Leaders at the University of Connecticut said they are trying to take steps to make sure the violence that erupted after a controversial speech on campus last week never happens again.
The university has implemented new guidelines for some speaking events, and UConn leaders say they are simply creating a review process for events that could present a safety risk.
Many students support the guidelines but some fear it could impact free speech.
UConn students say they won't forget last week’s melee that sparked when controversial conservative speaker Lucian Wintrich put his hands on a woman who grabbed his speech.
Wintrich was arrested and some say the school was embarrassed.
Now school leaders are taking steps to prevent something like this from happening again.
Uconn's president announced that in the future there will be an event review for any speech or event that could present a safety risk.
“I think it's a smart idea just to like keep that from happening again.

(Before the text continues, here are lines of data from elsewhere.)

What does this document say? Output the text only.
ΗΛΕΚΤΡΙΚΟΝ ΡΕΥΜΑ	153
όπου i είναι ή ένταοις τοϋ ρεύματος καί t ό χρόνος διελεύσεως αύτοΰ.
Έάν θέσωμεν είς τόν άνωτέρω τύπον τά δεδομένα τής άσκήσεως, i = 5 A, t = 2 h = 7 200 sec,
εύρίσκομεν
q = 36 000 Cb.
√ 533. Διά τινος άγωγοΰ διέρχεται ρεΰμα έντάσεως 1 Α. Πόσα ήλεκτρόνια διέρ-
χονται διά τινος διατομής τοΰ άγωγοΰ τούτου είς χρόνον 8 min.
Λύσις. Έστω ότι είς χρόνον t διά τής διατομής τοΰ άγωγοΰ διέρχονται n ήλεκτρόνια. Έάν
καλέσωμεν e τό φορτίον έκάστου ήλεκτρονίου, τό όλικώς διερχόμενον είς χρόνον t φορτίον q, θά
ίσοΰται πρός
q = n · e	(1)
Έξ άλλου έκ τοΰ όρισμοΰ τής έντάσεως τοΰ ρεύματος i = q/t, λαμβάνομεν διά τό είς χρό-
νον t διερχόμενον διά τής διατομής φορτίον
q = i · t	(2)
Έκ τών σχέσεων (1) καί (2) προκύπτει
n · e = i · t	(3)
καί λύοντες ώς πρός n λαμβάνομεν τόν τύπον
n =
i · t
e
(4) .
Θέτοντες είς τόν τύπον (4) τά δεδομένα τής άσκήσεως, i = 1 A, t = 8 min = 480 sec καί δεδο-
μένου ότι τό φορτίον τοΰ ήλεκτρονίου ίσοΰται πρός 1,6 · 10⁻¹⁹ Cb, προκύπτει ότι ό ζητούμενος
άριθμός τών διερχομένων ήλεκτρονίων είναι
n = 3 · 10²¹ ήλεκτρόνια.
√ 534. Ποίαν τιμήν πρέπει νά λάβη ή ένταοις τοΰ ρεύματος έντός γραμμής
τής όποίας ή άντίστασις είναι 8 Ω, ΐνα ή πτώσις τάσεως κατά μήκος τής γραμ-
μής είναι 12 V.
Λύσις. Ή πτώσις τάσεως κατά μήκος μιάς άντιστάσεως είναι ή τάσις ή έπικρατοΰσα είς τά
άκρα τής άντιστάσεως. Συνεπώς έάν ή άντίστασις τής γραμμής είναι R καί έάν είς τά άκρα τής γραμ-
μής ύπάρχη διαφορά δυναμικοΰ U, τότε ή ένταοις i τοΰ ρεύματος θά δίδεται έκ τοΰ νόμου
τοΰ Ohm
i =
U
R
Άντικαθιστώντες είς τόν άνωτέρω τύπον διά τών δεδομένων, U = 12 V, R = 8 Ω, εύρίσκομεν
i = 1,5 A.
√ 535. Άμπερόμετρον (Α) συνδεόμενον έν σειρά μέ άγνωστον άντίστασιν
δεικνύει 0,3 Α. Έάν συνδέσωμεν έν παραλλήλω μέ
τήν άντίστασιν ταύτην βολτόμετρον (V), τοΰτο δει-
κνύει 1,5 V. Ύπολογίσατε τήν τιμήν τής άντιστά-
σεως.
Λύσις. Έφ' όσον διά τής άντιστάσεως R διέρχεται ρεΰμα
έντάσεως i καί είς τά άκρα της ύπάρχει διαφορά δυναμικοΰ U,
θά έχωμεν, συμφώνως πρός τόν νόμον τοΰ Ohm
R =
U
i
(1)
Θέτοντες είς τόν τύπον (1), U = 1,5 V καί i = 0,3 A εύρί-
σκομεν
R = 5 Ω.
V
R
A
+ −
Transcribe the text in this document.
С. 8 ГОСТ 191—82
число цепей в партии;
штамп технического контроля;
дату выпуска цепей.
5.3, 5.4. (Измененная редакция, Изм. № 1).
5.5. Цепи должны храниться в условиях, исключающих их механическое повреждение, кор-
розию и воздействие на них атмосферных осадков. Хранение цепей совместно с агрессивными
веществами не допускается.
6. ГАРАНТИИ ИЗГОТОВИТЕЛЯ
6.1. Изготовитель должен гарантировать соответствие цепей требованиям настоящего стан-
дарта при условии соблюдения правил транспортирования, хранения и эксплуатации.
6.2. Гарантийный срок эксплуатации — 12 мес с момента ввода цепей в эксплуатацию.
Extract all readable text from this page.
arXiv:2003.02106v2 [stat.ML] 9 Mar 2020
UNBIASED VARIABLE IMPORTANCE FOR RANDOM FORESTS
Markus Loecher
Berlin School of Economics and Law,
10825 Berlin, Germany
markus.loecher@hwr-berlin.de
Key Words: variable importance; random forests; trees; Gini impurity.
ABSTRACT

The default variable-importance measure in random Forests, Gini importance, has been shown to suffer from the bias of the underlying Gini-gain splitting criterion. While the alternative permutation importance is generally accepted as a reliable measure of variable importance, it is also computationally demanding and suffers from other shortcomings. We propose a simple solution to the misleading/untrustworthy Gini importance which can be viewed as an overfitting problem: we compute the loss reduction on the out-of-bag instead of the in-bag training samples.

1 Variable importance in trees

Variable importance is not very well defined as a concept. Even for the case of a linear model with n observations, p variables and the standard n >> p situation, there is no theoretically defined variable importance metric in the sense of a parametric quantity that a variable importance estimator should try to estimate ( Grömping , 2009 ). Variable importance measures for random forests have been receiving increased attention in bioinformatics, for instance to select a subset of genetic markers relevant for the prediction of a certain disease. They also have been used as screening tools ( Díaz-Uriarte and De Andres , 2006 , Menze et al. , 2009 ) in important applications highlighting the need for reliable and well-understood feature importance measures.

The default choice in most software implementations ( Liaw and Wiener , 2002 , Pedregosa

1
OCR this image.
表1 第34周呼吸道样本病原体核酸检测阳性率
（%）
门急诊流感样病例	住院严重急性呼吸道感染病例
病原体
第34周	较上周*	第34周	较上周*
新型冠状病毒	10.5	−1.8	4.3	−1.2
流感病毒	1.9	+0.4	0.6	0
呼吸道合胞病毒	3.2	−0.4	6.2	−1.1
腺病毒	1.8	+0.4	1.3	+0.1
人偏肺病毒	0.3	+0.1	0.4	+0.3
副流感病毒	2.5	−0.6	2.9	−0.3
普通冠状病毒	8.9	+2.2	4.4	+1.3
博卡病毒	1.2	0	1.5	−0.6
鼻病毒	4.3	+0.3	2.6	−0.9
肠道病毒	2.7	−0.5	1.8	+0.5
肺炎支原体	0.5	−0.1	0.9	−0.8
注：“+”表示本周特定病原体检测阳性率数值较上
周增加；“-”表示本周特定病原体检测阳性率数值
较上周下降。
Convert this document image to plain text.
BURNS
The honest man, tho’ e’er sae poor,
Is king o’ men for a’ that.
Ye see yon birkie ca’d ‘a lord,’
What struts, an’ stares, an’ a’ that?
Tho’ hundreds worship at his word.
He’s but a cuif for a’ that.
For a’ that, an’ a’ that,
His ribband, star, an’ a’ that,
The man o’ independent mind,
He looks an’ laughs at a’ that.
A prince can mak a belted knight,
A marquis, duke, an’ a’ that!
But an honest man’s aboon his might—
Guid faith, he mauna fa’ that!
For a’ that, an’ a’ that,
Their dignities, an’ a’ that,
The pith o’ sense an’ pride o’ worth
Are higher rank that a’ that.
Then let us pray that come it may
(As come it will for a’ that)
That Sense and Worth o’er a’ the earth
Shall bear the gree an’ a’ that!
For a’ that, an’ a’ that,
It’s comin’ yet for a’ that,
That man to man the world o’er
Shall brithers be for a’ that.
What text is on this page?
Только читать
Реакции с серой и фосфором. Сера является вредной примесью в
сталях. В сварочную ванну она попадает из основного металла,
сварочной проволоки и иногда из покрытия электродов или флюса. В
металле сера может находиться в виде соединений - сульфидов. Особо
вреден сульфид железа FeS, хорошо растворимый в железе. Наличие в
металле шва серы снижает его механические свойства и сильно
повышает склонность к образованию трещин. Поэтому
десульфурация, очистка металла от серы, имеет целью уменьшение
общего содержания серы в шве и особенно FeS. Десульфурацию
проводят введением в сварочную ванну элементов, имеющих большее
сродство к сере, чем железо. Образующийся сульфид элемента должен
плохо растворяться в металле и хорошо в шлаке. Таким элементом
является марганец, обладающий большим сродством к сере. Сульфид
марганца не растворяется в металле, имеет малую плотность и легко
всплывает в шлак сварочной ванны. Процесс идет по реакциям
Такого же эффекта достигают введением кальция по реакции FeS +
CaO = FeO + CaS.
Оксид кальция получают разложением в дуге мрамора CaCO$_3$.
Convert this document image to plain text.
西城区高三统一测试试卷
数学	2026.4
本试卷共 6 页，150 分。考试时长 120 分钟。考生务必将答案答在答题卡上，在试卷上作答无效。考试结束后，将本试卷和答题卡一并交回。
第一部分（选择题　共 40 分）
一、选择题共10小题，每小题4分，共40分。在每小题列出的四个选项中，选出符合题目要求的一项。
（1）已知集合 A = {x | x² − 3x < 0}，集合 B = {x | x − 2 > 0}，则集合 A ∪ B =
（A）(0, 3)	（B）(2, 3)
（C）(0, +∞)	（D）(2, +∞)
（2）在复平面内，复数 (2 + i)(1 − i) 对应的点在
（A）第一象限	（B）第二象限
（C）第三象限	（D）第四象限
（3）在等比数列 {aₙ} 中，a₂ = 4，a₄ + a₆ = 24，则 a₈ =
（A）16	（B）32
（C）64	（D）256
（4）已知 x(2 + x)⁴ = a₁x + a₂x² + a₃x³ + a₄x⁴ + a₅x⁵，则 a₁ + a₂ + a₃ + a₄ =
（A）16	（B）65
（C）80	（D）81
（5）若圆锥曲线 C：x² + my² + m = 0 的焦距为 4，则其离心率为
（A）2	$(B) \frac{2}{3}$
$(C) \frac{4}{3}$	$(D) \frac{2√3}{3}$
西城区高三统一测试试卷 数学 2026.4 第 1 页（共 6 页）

That was hate speech that wasn't free speech,” said Jolene Addi, who is a freshman at UConn.
The event review will include access planning and controls including a guest list and bag checks, required security planning between students, university leaders, and security including planning a response plan for disruption, as well as pre-planning outreach to coordinate counter-protest interest.
Most students said they think the guidelines are a good idea.
“They have to put the safety of students first. Because having someone like that and the protest got out of hand,” said Tina Isola, a senior at UConn.
“I think the university should definitely take into consideration who comes to our university and presents what they are talking about,” said Dustin Corriveau, a senior at UConn.
“I feel like there should be not a lot of limits, but just maybe controlling what people are going to say because it can really offend people,” said freshman Shavonne Lacey.
Others worry the guidelines could stifle free speech by making it more difficult for people with unpopular viewpoints to address students.
“We are all here to learn and meet people from all over and they have different opinions so I think everyone should be allowed to have their say,” said Zack Cosgrove.
Students said they feel the implementation of the guidelines will be key, and they hope the entire campus community can use this unfortunate memory as a teaching moment.